Douglas Gordon and Philippe Parreno, Zidane, a 21st Century Portrait (2006), 2 channel digital video installation, 90:00 minutes, installation dimensions variable. NGC

It is an experience that will make you feel like you are running with the gods on Mount Olympus, and leave you questioning the Cult of Celebrity.

Zidane, a 21st Century Portrait (2006) is a compelling video shot when French soccer superstar Zinedine Zidane was at the height of his sports career.

“The installation, and what you feel when you’re in it, goes way beyond soccer,” says Dr. Benedict Leca at the Art Gallery of Hamilton, where the video is currently on loan from the National Gallery of Canada. “It’s exhilarating. It takes you to the middle of the experience, so that you feel like you are literally running around on the field with Zidane.” The 90-minute video was produced by internationally renowned artists Douglas Gordon and Philippe Parreno, and explores our fascination with pop stars and modern-day sports heroes.

Gordon and Parreno positioned seventeen cameras throughout Madrid’s Santiago Bernabéu Stadium during a championship soccer match between Real Madrid and Villarreal in 2005. Each camera operator was directed to remain fixed on Zidane—then-captain of the French team—through the entire match, resulting in a slickly edited video that is juxtaposed with raw game footage projected on an adjacent screen. The soundtrack captures the roar of 80,000 screaming fans, Spanish television commentary, and original music by the Scottish band Mogwaï, for an experience Leca describes as “immersive, transporting and dramatic.”

One of the highlights of this piece comes when audiences hear Zidane himself talk about soccer. In a voiceover, Zidane describes how he grew up with the game, as well as the impact of playing in front of thousands of fans.

The edited video is comprised of 17 different camera angles. In each of the 17 versions of this work, the raw footage projected on the adjacent screen comes from one of these 17 angles. The National Gallery’s version features raw footage that focuses largely on Zidane’s face; other versions may track his foot movements, or take panning shots of the pitch throughout the match.

“The entire room is pitch-black except for these non-stop videos,” he says. “One screen goes black, then another one lights up and Zidane is yelling, then the crowd erupts and the line judge is whistling. It’s overwhelming and powerful. These soccer players are like today’s gladiators. It’s high-drama. The installation itself is very dramatic. It really grabs you.”
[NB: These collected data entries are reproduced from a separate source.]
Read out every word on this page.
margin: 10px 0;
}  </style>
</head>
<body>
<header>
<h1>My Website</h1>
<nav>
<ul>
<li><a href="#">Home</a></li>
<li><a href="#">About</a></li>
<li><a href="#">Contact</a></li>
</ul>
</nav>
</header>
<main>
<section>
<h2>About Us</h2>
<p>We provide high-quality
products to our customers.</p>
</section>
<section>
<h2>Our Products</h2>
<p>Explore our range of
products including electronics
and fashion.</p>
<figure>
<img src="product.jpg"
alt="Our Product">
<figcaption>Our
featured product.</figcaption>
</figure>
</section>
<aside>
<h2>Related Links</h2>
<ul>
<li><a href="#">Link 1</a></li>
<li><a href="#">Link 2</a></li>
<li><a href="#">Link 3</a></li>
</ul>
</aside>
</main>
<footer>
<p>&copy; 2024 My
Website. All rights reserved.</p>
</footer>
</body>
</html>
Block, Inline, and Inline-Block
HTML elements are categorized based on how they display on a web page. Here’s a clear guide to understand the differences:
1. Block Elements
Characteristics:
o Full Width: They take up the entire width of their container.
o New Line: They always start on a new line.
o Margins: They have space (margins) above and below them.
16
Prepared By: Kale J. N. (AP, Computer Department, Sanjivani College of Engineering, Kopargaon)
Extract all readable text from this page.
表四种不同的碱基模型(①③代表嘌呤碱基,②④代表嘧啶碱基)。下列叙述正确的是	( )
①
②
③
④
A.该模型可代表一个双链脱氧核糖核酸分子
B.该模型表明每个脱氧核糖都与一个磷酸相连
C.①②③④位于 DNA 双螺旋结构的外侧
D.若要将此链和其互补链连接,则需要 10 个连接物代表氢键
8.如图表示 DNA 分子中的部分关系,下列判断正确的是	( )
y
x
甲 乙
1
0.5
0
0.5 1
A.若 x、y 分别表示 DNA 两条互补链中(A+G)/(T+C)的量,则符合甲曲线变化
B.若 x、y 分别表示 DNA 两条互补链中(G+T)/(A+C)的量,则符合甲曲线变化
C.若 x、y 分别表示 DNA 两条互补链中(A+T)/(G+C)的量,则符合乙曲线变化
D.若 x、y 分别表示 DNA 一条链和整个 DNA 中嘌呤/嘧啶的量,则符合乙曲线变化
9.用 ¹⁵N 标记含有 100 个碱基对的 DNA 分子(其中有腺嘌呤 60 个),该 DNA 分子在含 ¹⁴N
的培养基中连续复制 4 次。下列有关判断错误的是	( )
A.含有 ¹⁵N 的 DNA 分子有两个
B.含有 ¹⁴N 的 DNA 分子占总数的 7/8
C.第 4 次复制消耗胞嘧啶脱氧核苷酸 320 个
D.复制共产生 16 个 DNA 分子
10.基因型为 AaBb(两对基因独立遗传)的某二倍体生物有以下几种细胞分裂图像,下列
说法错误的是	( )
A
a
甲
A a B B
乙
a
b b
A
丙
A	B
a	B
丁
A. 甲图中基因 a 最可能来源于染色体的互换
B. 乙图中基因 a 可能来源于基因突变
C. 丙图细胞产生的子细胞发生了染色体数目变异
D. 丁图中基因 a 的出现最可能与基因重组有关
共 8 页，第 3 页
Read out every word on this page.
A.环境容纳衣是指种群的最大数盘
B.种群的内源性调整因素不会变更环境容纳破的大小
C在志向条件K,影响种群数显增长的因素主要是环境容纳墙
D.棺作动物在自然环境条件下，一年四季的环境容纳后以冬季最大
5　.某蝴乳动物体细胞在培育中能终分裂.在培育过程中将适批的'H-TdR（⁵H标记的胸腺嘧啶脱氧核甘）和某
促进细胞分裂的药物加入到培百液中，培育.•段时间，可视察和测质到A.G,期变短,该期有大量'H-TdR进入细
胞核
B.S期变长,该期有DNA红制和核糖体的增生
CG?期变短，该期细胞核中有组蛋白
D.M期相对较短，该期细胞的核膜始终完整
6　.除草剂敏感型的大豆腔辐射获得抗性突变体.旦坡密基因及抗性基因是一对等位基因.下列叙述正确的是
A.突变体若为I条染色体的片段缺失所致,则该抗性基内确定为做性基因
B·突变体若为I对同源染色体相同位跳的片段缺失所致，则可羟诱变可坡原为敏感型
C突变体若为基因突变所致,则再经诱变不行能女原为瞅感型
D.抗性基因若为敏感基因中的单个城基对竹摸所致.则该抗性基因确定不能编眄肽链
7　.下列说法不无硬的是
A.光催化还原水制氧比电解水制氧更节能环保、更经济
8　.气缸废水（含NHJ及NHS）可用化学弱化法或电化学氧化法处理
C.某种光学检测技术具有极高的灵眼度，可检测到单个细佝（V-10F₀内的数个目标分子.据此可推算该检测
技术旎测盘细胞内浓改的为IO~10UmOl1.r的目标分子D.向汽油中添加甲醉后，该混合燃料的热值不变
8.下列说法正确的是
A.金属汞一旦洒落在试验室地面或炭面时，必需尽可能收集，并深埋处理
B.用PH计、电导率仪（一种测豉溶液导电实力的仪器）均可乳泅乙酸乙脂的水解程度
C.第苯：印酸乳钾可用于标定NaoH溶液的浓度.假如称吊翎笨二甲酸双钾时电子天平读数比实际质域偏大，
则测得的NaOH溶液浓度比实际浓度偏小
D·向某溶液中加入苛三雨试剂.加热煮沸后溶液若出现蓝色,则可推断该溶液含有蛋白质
The experience is literally heightened, with Zidane’s every move magnified and projected larger than life on the various screens. The cameras train an intense, unwavering gaze on Zidane, giving viewers insight into the people we turn into heroes, and “their complexities, their greatness and their human foibles,” as Leca says.

“This whole presentation makes you feel at one with Zidane,” adds Leca. “It’s one thing to feel an affinity with him as a French citizen yourself, as a French person of Algerian descent, as a soccer-lover, or as a fan of an iconic sports star. It really hits home, however, when you’re in the middle of the room, right there with him. You feel an affinity on a whole different level. It’s a physical level, as opposed to an intellectual level.”

Zidane, a 21st Century Portrait will be presented at the Art Gallery of Hamilton until April 28, 2013.